In den USA, dem wichtigsten Markt, ist noch nicht absehbar, ob die Wirtschaft in eine Rezession schlittern oder sich erholen wird. Es gibt für beide Szenarien glaubhafte Anzeichen. Doch eine Feststellung kann mit Recht getroffen werden: Es wurde wohl eine «sanfte Landung» erreicht.
Dies ist die Kernaussage der gemischten Meldungen vonseiten des Marktes und der führenden Zentralbanken. Während die Aufgabe der Zentralbanken nicht mehr darin liegt, den Blick stets nach Vorne zu richten (anstelle hereinkommende Daten zu berücksichtigen), liegt es im Wesen der Finanzmärkte, und allen voran der Aktienmärkte, genau diese Rolle wahrzunehmen. Heute täten viele Experten, insbesondere Ökonomen, gut daran, diese eiserne Regel zu beherzigen. Stattdessen erklären sie hartnäckig, dass «die Märkte sich irren». Eine solche Aussage ist zwar jederzeit riskant. Doch es ist wichtig, sich mit ihr auseinanderzusetzen.

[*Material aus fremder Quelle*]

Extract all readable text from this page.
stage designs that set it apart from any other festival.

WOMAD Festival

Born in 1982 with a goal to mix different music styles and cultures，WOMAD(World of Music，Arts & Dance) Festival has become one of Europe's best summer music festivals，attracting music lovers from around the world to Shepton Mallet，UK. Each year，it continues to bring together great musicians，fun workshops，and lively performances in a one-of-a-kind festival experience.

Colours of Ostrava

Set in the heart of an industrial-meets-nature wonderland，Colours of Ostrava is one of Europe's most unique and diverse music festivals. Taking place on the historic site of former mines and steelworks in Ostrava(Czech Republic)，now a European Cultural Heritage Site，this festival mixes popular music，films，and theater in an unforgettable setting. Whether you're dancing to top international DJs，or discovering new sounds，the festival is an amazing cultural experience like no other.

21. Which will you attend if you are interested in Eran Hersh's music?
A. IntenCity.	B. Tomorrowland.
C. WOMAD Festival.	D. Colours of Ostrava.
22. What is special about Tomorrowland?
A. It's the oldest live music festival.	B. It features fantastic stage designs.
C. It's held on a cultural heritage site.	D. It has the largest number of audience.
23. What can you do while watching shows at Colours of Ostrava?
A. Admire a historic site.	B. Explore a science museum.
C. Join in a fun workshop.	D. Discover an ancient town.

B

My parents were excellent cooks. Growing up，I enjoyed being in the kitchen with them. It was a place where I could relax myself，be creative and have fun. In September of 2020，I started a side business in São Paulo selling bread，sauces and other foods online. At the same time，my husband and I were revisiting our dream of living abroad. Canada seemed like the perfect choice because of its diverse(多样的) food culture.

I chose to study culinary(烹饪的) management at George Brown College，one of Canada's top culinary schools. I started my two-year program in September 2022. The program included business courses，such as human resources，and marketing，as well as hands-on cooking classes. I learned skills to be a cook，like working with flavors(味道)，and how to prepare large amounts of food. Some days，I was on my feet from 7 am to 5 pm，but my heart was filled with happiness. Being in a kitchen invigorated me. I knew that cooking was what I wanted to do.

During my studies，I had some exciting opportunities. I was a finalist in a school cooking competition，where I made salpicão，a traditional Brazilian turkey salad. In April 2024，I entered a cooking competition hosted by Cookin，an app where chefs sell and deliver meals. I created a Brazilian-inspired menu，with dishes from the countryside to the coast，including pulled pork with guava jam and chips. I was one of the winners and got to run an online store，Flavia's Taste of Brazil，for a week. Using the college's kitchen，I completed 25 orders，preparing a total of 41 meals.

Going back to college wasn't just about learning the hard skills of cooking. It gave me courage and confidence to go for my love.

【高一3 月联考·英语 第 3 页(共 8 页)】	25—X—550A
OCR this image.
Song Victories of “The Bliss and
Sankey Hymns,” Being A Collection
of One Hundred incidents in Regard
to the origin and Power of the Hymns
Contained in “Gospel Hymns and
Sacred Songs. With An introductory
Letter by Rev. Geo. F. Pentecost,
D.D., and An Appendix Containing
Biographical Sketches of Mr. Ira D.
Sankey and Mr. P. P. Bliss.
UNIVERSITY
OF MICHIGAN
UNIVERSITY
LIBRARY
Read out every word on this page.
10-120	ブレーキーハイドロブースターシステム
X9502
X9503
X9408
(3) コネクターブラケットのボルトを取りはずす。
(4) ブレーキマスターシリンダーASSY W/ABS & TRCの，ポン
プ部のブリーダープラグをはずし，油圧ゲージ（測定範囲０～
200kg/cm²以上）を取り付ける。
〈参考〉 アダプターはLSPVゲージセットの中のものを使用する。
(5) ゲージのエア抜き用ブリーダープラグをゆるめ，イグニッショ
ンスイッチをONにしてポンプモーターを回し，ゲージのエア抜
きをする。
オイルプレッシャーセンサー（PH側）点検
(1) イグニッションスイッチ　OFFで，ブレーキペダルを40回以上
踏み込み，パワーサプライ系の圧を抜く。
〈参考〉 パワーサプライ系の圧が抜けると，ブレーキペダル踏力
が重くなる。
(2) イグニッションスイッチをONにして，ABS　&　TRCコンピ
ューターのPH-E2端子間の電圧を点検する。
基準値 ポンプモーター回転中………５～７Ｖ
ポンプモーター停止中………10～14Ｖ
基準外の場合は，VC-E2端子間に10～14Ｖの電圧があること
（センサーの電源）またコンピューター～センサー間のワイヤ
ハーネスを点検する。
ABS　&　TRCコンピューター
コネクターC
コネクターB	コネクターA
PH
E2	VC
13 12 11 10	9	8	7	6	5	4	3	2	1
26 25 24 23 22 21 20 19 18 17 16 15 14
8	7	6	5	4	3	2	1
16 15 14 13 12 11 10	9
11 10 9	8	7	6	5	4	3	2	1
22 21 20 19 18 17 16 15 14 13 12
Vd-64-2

Liegt ein Grossteil der Beobachter richtig, wird sich der technische Bullenmarkt bei den Aktienkursen seit Herbst 2022 als trügerisch erweisen. Verschlechtert sich die Wirtschaftslage und spiegelt sich dies in den kommenden Monaten in den Unternehmensgewinnen wider, könnten die Aktienkurse reagieren und einbrechen. Gleichzeitig könnten auch die Rentenmärkte negativ reagieren, wenn die Zentralbanken ihre restriktiven Massnahmen fortsetzen oder auch nur an ihrer Rhetorik festhalten.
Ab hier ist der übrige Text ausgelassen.